As part of Irish society, and as a commercial enterprise as well as an intellectual institution, the Irish Times has inevitably had to evolve throughout its history, including as far as its representation of Eamon de Valera is concerned. In particular, as Irish nationalists reduced Irish identity to criteria which it didn’t share, such as the Catholic religion, the Gaelic language or the commitment to an Irish Republic, the newspaper went through difficult times both commercially and ideologically. Progressively, however, especially from the 1960s onwards, the newspaper began to appear both as Ireland’s newspaper of record and as a commercial success in an Ireland more and more different from the one idealized by Eamon de Valera. Unlike the Irish Press, which would progressively decline over the same period, the Irish Times began to attract a wider audience, as its circulation confirms: from 33,000 at the time of de Valera’s election as President in 1959, its sales had raised to 69,000 by the time of his death in 1975. By then, the former voice of the Protestant and Unionist community had become the newspaper of reference of a still predominantly Catholic and nationalist country.
The media in general, of course, have their importance in the general perception of public figures. In Ireland as elsewhere, newspapers in particular traditionally hold a great importance in the formation of public opinion. Their actual effects may be difficult to define with any degree of precision but, as Hirsch and Gordon once put it, “much more important is the broad influence over the climate of opinion, an influence which sets the boundaries and, to a large extent, the agenda of political action. (Hirsch & Gordon 1975: 35).

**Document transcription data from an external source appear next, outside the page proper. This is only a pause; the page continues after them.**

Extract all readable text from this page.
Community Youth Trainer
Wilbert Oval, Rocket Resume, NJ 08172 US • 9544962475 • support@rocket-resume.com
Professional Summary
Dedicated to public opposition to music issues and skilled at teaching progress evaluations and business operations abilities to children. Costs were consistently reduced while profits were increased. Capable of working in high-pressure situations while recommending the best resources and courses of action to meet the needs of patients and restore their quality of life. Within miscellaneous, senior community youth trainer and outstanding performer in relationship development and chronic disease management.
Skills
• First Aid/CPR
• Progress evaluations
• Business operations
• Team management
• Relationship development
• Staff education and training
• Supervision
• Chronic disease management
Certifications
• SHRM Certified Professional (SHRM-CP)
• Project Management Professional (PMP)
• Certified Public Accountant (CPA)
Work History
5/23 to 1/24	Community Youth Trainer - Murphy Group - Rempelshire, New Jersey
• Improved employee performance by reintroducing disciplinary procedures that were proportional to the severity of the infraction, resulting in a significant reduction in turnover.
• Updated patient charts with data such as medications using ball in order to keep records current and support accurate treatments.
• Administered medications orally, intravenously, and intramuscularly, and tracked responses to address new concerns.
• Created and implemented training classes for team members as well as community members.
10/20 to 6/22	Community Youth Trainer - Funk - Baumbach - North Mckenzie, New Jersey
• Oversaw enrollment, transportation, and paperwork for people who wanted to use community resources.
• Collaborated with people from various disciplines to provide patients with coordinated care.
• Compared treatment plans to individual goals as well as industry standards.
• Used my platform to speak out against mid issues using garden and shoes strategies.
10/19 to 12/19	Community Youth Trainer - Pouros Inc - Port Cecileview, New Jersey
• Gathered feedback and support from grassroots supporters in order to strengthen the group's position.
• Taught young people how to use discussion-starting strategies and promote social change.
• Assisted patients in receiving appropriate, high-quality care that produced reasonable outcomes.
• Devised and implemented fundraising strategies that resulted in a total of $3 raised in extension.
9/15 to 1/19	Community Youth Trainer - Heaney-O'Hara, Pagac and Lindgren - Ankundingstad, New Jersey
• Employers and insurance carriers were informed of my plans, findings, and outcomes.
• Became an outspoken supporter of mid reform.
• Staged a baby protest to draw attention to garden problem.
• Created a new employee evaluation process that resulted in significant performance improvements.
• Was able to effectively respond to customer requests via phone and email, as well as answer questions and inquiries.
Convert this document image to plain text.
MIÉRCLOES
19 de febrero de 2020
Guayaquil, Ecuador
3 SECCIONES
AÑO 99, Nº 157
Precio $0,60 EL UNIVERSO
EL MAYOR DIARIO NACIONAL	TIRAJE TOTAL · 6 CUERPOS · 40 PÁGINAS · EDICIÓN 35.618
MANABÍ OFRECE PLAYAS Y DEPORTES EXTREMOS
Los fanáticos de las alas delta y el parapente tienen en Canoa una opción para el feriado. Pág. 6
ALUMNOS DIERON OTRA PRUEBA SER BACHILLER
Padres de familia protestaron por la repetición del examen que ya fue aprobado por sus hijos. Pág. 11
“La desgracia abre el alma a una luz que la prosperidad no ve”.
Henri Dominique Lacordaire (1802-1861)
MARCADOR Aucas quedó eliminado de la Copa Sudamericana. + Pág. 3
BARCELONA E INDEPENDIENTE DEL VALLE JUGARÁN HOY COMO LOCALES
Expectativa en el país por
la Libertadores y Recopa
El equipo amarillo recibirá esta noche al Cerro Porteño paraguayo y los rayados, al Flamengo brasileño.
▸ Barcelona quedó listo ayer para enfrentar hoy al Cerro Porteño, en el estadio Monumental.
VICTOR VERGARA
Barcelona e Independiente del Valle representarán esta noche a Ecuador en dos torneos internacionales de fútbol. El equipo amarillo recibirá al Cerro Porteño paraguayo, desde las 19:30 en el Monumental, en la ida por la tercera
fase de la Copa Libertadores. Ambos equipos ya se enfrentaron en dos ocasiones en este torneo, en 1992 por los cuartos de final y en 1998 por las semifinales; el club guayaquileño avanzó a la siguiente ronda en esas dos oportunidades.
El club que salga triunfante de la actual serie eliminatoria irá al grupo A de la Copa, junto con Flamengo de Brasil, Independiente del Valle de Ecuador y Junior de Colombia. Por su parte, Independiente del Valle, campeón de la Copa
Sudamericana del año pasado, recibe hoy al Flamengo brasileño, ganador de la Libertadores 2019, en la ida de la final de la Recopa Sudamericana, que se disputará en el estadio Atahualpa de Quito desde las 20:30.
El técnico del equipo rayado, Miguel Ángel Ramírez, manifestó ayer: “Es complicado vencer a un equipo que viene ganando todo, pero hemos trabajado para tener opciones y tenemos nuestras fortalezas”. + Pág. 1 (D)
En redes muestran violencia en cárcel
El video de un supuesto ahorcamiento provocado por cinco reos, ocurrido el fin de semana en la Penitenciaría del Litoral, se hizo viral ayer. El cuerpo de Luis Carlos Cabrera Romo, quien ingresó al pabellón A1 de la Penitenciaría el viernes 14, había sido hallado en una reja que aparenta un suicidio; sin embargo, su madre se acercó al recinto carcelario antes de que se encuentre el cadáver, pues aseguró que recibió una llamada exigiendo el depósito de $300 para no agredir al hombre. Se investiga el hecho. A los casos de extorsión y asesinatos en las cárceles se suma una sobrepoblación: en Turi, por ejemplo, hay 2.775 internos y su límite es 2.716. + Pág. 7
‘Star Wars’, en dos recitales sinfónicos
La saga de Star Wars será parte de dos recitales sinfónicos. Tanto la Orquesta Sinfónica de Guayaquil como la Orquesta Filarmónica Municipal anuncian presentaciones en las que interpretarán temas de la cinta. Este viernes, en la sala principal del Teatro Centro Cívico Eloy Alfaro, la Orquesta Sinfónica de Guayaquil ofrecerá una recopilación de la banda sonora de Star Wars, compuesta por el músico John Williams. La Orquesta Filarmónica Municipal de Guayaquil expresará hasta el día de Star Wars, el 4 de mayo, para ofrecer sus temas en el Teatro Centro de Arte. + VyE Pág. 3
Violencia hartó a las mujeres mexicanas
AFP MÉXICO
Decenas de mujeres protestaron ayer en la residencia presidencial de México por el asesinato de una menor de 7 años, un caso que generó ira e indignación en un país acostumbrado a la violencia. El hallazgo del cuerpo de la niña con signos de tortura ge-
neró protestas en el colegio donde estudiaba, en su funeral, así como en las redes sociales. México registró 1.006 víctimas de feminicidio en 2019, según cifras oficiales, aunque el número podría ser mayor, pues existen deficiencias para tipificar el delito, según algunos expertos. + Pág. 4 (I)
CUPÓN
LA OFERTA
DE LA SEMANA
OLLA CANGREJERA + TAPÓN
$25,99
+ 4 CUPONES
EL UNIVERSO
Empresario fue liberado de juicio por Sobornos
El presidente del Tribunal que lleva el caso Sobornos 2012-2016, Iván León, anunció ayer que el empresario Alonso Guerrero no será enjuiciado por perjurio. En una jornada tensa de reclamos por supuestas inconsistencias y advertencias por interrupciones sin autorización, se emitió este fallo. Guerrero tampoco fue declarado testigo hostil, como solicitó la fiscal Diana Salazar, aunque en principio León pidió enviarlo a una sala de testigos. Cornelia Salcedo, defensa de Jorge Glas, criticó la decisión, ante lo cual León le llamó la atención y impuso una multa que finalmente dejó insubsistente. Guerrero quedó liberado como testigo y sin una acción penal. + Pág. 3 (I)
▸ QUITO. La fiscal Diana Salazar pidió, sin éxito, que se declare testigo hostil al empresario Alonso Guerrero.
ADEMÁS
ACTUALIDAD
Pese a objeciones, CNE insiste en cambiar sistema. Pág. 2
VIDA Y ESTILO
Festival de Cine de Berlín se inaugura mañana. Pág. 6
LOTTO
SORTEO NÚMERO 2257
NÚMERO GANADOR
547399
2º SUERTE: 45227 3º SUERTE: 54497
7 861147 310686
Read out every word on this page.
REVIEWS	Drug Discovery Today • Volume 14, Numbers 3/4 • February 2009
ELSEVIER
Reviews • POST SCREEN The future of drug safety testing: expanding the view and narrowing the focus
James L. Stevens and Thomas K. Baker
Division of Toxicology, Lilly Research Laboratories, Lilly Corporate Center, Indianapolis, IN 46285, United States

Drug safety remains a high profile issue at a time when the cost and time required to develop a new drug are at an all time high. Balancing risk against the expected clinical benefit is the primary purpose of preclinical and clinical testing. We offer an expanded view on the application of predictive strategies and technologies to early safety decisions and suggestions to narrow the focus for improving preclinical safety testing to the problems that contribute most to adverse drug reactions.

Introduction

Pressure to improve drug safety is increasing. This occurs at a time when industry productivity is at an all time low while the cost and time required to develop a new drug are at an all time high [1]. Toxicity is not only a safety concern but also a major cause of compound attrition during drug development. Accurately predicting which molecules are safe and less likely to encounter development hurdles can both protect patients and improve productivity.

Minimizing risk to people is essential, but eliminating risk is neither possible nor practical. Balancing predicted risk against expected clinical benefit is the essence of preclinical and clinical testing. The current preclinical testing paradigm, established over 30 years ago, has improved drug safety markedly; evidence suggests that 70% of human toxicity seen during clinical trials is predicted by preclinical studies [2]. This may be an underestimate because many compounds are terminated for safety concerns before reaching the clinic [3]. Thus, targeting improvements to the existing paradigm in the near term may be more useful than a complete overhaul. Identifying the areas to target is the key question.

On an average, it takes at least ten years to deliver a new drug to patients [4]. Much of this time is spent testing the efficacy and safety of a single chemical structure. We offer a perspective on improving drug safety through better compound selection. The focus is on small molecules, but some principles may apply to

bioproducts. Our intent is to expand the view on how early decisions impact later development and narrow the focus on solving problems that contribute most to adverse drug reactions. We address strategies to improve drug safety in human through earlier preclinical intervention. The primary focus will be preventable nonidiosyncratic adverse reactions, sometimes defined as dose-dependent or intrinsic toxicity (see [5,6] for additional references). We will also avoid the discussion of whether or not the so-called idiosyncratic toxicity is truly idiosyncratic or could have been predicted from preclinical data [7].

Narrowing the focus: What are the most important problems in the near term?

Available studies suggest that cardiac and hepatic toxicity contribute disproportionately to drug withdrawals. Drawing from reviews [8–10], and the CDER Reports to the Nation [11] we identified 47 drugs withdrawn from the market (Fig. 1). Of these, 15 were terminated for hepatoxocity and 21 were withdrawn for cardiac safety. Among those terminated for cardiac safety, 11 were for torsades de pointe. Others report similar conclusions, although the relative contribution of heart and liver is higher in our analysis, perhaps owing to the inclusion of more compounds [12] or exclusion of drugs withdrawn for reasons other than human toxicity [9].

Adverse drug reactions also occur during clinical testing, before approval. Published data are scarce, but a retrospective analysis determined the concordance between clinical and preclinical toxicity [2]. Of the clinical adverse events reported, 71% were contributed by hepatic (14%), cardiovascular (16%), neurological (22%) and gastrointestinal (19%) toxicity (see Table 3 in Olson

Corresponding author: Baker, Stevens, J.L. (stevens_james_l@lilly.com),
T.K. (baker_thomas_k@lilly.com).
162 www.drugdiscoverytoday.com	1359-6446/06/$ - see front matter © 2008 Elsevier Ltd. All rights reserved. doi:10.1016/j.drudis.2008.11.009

As this essay has tried to demonstrate, the Irish Times has, throughout the nearly sixty years of de Valera’s public life, played a part that is all the more interesting because of its unique voice which can’t be limited to systematically partisan positions but has evolved and fluctuated according to the leader’s action, the national context and its own identity as “an independent newspaper […] free from any form of party political, commercial, religious or other sectional control».